Five Principles that Guide TiDB and PingCAP (Part II)
This article is based on a talk given by Max Liu at PingCAP Infra Meetup.
In my last post, I talked about how we made TiDB work, made it right, and, finally, made it fast. But we didn't stop there. To build an ideal database, we need to make TiDB affordable for all and adopted by all.
To tap into TiDB's full potential, users must deploy it on SSDs. Some complained that SSD costs were high. At first, we were confused because SSDs were not so expensive, and storage devices only made up a small fraction of the total cost.
But from the users' perspective, the story was different. In most applications, there were peak hours and off-peak hours. For example, for a user who has hundreds of TB data, if they only need to generate a report for the daily revenue at the end of every day, it doesn't make sense to use the most expensive configuration that is reserved for peak hours.
So we were confronted with a new dilemma: only a part of user data was hot, but the machine had to handle all the data. Can we separate hot data from cold data in the system? Can we elastically scale out the database so that TiDB only scales the hot data and, once the peak is over, release resources?
If an application's peak and off-peak periods are only different because in peak hours 5% of the data become hot spots, it isn't necessary to handle all the data. When the system detects a hot spot, it creates a new node for the hot data only. When the peak is over, it pulls the plug on the new node. In this way, more expensive configuration resources are not occupied for the whole time, and the system stays elastically scalable.
The scenario above presents a challenge to the database architecture. For traditional Relational Database Management Systems (RDBMSs) in a primary-secondary architecture like MySQL, if the primary database meets a hot spot, the only way to balance the load is to add a machine with the same configuration and replicate all the data. However, the application only needs to access the hot data, which is 5% of the total.

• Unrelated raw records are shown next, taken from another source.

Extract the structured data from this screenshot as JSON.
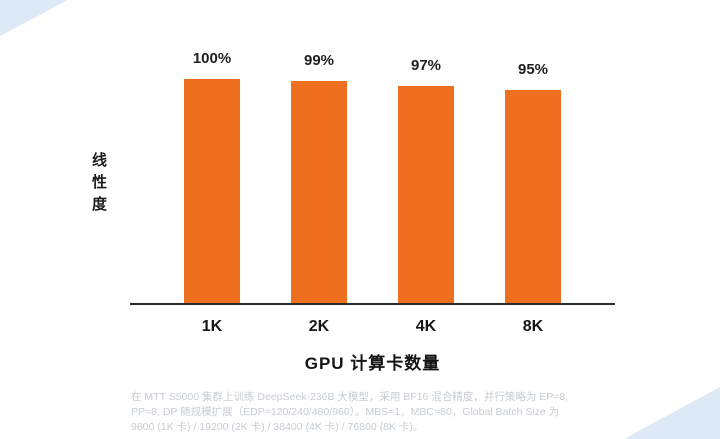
{
  "chart_data": {
    "type": "bar",
    "categories": [
      "1K",
      "2K",
      "4K",
      "8K"
    ],
    "values": [
      100,
      99,
      97,
      95
    ],
    "value_labels": [
      "100%",
      "99%",
      "97%",
      "95%"
    ],
    "title": "",
    "xlabel": "GPU 计算卡数量",
    "ylabel": "线性度",
    "ylim": [
      0,
      100
    ],
    "grid": false,
    "legend": "none",
    "bar_color": "#EE6F1E",
    "axis_color": "#2b2b2b"
  },
  "footnote": {
    "line1": "在 MTT S5000 集群上训练 DeepSeek-236B 大模型，采用 BF16 混合精度，并行策略为 EP=8,",
    "line2": "PP=8, DP 随规模扩展（EDP=120/240/480/960）。MBS=1，MBC=80，Global Batch Size 为",
    "line3": "9600 (1K 卡) / 19200 (2K 卡) / 38400 (4K 卡) / 76800 (8K 卡)。"
  },
  "decor": {
    "corner_color": "#dde9f6"
  }
}
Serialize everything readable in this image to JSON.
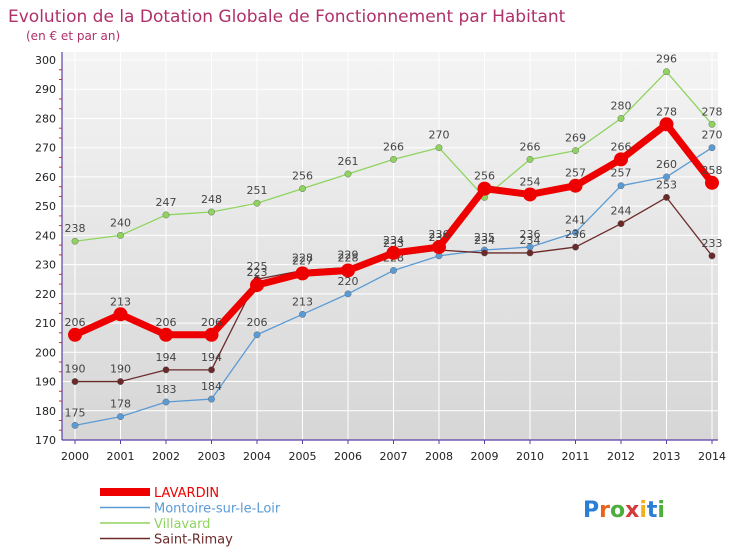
{
  "title": "Evolution de la Dotation Globale de Fonctionnement par Habitant",
  "subtitle": "(en € et par an)",
  "logo_text": "Proxiti",
  "colors": {
    "title": "#b0306a",
    "axis": "#5b3fa6",
    "tick_label": "#222222",
    "value_label": "#444444",
    "grid": "#ffffff",
    "plot_bg_top": "#f4f4f4",
    "plot_bg_bottom": "#d6d6d6"
  },
  "chart_data": {
    "type": "line",
    "x": [
      "2000",
      "2001",
      "2002",
      "2003",
      "2004",
      "2005",
      "2006",
      "2007",
      "2008",
      "2009",
      "2010",
      "2011",
      "2012",
      "2013",
      "2014"
    ],
    "ylim": [
      170,
      300
    ],
    "yticks": [
      170,
      180,
      190,
      200,
      210,
      220,
      230,
      240,
      250,
      260,
      270,
      280,
      290,
      300
    ],
    "grid": true,
    "legend_position": "bottom-left",
    "series": [
      {
        "name": "Villavard",
        "color": "#8fd45e",
        "values": [
          238,
          240,
          247,
          248,
          251,
          256,
          261,
          266,
          270,
          253,
          266,
          269,
          280,
          296,
          278
        ],
        "labels": [
          "238",
          "240",
          "247",
          "248",
          "251",
          "256",
          "261",
          "266",
          "270",
          "",
          "266",
          "269",
          "280",
          "296",
          "278"
        ]
      },
      {
        "name": "Montoire-sur-le-Loir",
        "color": "#5b9bd5",
        "values": [
          175,
          178,
          183,
          184,
          206,
          213,
          220,
          228,
          233,
          235,
          236,
          241,
          257,
          260,
          270
        ],
        "labels": [
          "175",
          "178",
          "183",
          "184",
          "206",
          "213",
          "220",
          "228",
          "",
          "235",
          "236",
          "241",
          "257",
          "260",
          "270"
        ]
      },
      {
        "name": "Saint-Rimay",
        "color": "#6b2a2a",
        "values": [
          190,
          190,
          194,
          194,
          225,
          228,
          229,
          233,
          235,
          234,
          234,
          236,
          244,
          253,
          233
        ],
        "labels": [
          "190",
          "190",
          "194",
          "194",
          "225",
          "228",
          "229",
          "233",
          "235",
          "234",
          "234",
          "236",
          "244",
          "253",
          "233"
        ]
      },
      {
        "name": "LAVARDIN",
        "color": "#ee0000",
        "values": [
          206,
          213,
          206,
          206,
          223,
          227,
          228,
          234,
          236,
          256,
          254,
          257,
          266,
          278,
          258
        ],
        "labels": [
          "206",
          "213",
          "206",
          "206",
          "223",
          "227",
          "228",
          "234",
          "236",
          "256",
          "254",
          "257",
          "266",
          "278",
          "258"
        ]
      }
    ],
    "legend_order": [
      "LAVARDIN",
      "Montoire-sur-le-Loir",
      "Villavard",
      "Saint-Rimay"
    ]
  }
}
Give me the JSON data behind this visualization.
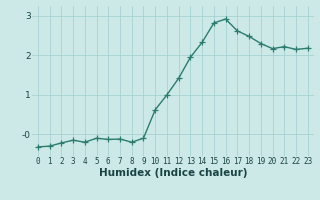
{
  "x": [
    0,
    1,
    2,
    3,
    4,
    5,
    6,
    7,
    8,
    9,
    10,
    11,
    12,
    13,
    14,
    15,
    16,
    17,
    18,
    19,
    20,
    21,
    22,
    23
  ],
  "y": [
    -0.32,
    -0.3,
    -0.22,
    -0.15,
    -0.2,
    -0.1,
    -0.13,
    -0.12,
    -0.2,
    -0.1,
    0.62,
    1.0,
    1.42,
    1.95,
    2.33,
    2.82,
    2.92,
    2.62,
    2.48,
    2.3,
    2.17,
    2.22,
    2.15,
    2.18
  ],
  "line_color": "#2a7d6e",
  "marker": "+",
  "marker_size": 4,
  "linewidth": 1.0,
  "xlabel": "Humidex (Indice chaleur)",
  "xlim": [
    -0.5,
    23.5
  ],
  "ylim": [
    -0.55,
    3.25
  ],
  "yticks": [
    0,
    1,
    2,
    3
  ],
  "ytick_labels": [
    "-0",
    "1",
    "2",
    "3"
  ],
  "xticks": [
    0,
    1,
    2,
    3,
    4,
    5,
    6,
    7,
    8,
    9,
    10,
    11,
    12,
    13,
    14,
    15,
    16,
    17,
    18,
    19,
    20,
    21,
    22,
    23
  ],
  "bg_color": "#cce9e8",
  "grid_color": "#9ecece",
  "grid_linewidth": 0.5,
  "tick_fontsize": 5.5,
  "xlabel_fontsize": 7.5,
  "label_color": "#1a4444"
}
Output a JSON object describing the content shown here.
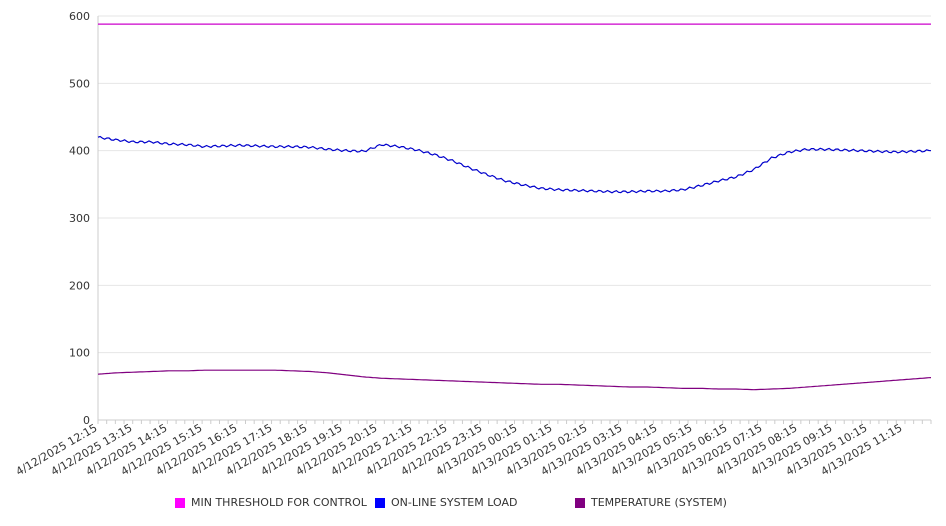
{
  "chart_data": {
    "type": "line",
    "ylim": [
      0,
      600
    ],
    "yticks": [
      0,
      100,
      200,
      300,
      400,
      500,
      600
    ],
    "grid": true,
    "legend_position": "bottom",
    "x_tick_labels": [
      "4/12/2025 12:15",
      "4/12/2025 13:15",
      "4/12/2025 14:15",
      "4/12/2025 15:15",
      "4/12/2025 16:15",
      "4/12/2025 17:15",
      "4/12/2025 18:15",
      "4/12/2025 19:15",
      "4/12/2025 20:15",
      "4/12/2025 21:15",
      "4/12/2025 22:15",
      "4/12/2025 23:15",
      "4/13/2025 00:15",
      "4/13/2025 01:15",
      "4/13/2025 02:15",
      "4/13/2025 03:15",
      "4/13/2025 04:15",
      "4/13/2025 05:15",
      "4/13/2025 06:15",
      "4/13/2025 07:15",
      "4/13/2025 08:15",
      "4/13/2025 09:15",
      "4/13/2025 10:15",
      "4/13/2025 11:15"
    ],
    "x": [
      "4/12/2025 12:15",
      "4/12/2025 12:45",
      "4/12/2025 13:15",
      "4/12/2025 13:45",
      "4/12/2025 14:15",
      "4/12/2025 14:45",
      "4/12/2025 15:15",
      "4/12/2025 15:45",
      "4/12/2025 16:15",
      "4/12/2025 16:45",
      "4/12/2025 17:15",
      "4/12/2025 17:45",
      "4/12/2025 18:15",
      "4/12/2025 18:45",
      "4/12/2025 19:15",
      "4/12/2025 19:45",
      "4/12/2025 20:15",
      "4/12/2025 20:45",
      "4/12/2025 21:15",
      "4/12/2025 21:45",
      "4/12/2025 22:15",
      "4/12/2025 22:45",
      "4/12/2025 23:15",
      "4/12/2025 23:45",
      "4/13/2025 00:15",
      "4/13/2025 00:45",
      "4/13/2025 01:15",
      "4/13/2025 01:45",
      "4/13/2025 02:15",
      "4/13/2025 02:45",
      "4/13/2025 03:15",
      "4/13/2025 03:45",
      "4/13/2025 04:15",
      "4/13/2025 04:45",
      "4/13/2025 05:15",
      "4/13/2025 05:45",
      "4/13/2025 06:15",
      "4/13/2025 06:45",
      "4/13/2025 07:15",
      "4/13/2025 07:45",
      "4/13/2025 08:15",
      "4/13/2025 08:45",
      "4/13/2025 09:15",
      "4/13/2025 09:45",
      "4/13/2025 10:15",
      "4/13/2025 10:45",
      "4/13/2025 11:15",
      "4/13/2025 11:45"
    ],
    "series": [
      {
        "name": "MIN THRESHOLD FOR CONTROL",
        "color": "#cc00cc",
        "values": [
          588,
          588,
          588,
          588,
          588,
          588,
          588,
          588,
          588,
          588,
          588,
          588,
          588,
          588,
          588,
          588,
          588,
          588,
          588,
          588,
          588,
          588,
          588,
          588,
          588,
          588,
          588,
          588,
          588,
          588,
          588,
          588,
          588,
          588,
          588,
          588,
          588,
          588,
          588,
          588,
          588,
          588,
          588,
          588,
          588,
          588,
          588,
          588
        ]
      },
      {
        "name": "ON-LINE SYSTEM LOAD",
        "color": "#0000cc",
        "values": [
          420,
          416,
          413,
          413,
          410,
          409,
          406,
          407,
          408,
          407,
          406,
          406,
          405,
          402,
          400,
          399,
          409,
          406,
          401,
          394,
          385,
          374,
          364,
          355,
          349,
          344,
          342,
          341,
          340,
          339,
          339,
          340,
          340,
          342,
          348,
          355,
          361,
          372,
          389,
          398,
          402,
          402,
          401,
          400,
          399,
          398,
          399,
          400
        ]
      },
      {
        "name": "TEMPERATURE (SYSTEM)",
        "color": "#800080",
        "values": [
          68,
          70,
          71,
          72,
          73,
          73,
          74,
          74,
          74,
          74,
          74,
          73,
          72,
          70,
          67,
          64,
          62,
          61,
          60,
          59,
          58,
          57,
          56,
          55,
          54,
          53,
          53,
          52,
          51,
          50,
          49,
          49,
          48,
          47,
          47,
          46,
          46,
          45,
          46,
          47,
          49,
          51,
          53,
          55,
          57,
          59,
          61,
          63
        ]
      }
    ]
  }
}
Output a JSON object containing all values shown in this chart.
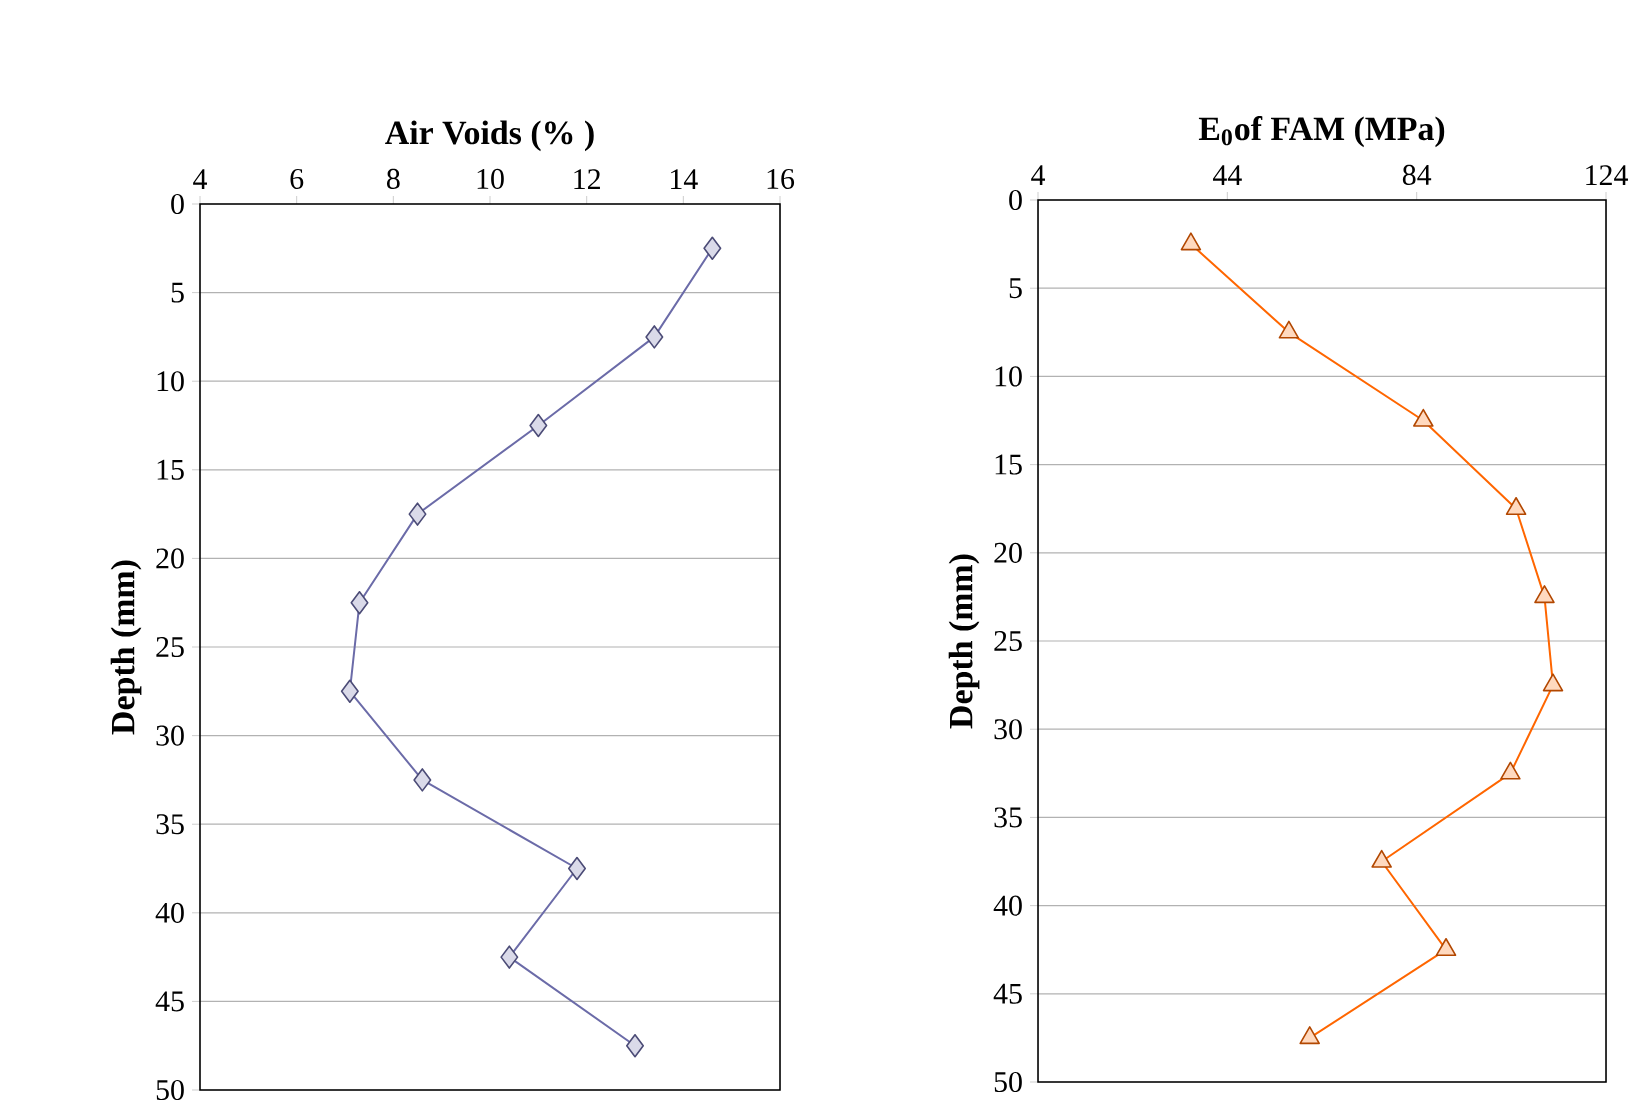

With TiDB, the situation is quite different. TiDB is a highly dynamic system, whose architecture can adapt to these requirements. TiDB splits data into small ranges of 96 MB, so the system can tell precisely which range of data is hot and scale out that range.
The same idea can be applied to other use cases, including:
- For data analytics, TiDB doesn't have to scan all the data.
- For a multi-tenancy system, TiDB can fetch the data of a single tenant without effort.
- For columnar computing, TiDB only needs to replicate the range of data it needs.
These use cases are only possible with a highly elastic and dynamic architecture. This architecture, combined with Kubernetes and the cloud, can bring us more value than we anticipated.
At PingCAP, our goal is to build a universal, globally-adopted database. To achieve this goal, we have adopted Principle #4: Focus on creating a universal database. This means:
- Creating a database that could be used in any industry, in any scenario, and anywhere. We believed that TiDB should be a universal database, rather than an industry-specific one. We stuck by this idea, even though it meant at early stages we couldn't acquire customers rapidly.
- We made sure that we had global adopters. Our adopters include companies in North America, Europe, and Asia. They've tested TiDB in a huge array of scenarios and won over many other customers.
- We have a global workforce. Our remote workforce culture ensures that we hire the best talent, no matter where they live. We also maintain an active open source community and engage with contributors worldwide.
- We don't ignore the "vertical" part of our product; we just focus on it when the time is right. Only when we established a full-scale, elastic, and extensible architecture, did we turn our attention to performance.
Initially, we didn't try to sell TiDB to everyone. This reflects TiDB Principle #5: Focus on and win over high value, industry leading companies, and the smaller companies will follow.
Looking at TiDB's customer stories, our early adopters had some common characteristics, including:
- Market values over 10 billion dollars.
- The largest data volume and the most challenging scenarios.
- Extremely high queries per second (QPS) and rigorous standards for database stability.
In addition, these companies were not very sensitive to costs, so when they chose infrastructure software like databases, they weren't concerned with the price. They based their decision solely on the product itself: can the product solve their problems or not?
Therefore, we decided to target TiDB at those companies, because TiDB is a distributed database designed for massive data. By verifying TiDB's usability in those large companies, we felt it would be easier to persuade smaller companies (those valued at US $1 billion) to try it. After that, if our database was proven to be stable and scalable and that it could handle various use cases, it would be even easier to win the trust of other companies.
In 2015, when we started the company, people mocked us: how dare you claim to build a new database? Just five years later, in 2020, we had adopters across the globe and closed $270 million of series D round of funding. TiDB had higher performance and lower latency, supported hybrid cloud service and elastic scaling, and became a true HTAP database. We acquired major customers in the financial and banking industries, including companies in China, Japan, and North America.
In 2021, the world is full of uncertainty and change, but with TiDB's principles in place, we're confident we can meet our challenges and prosper.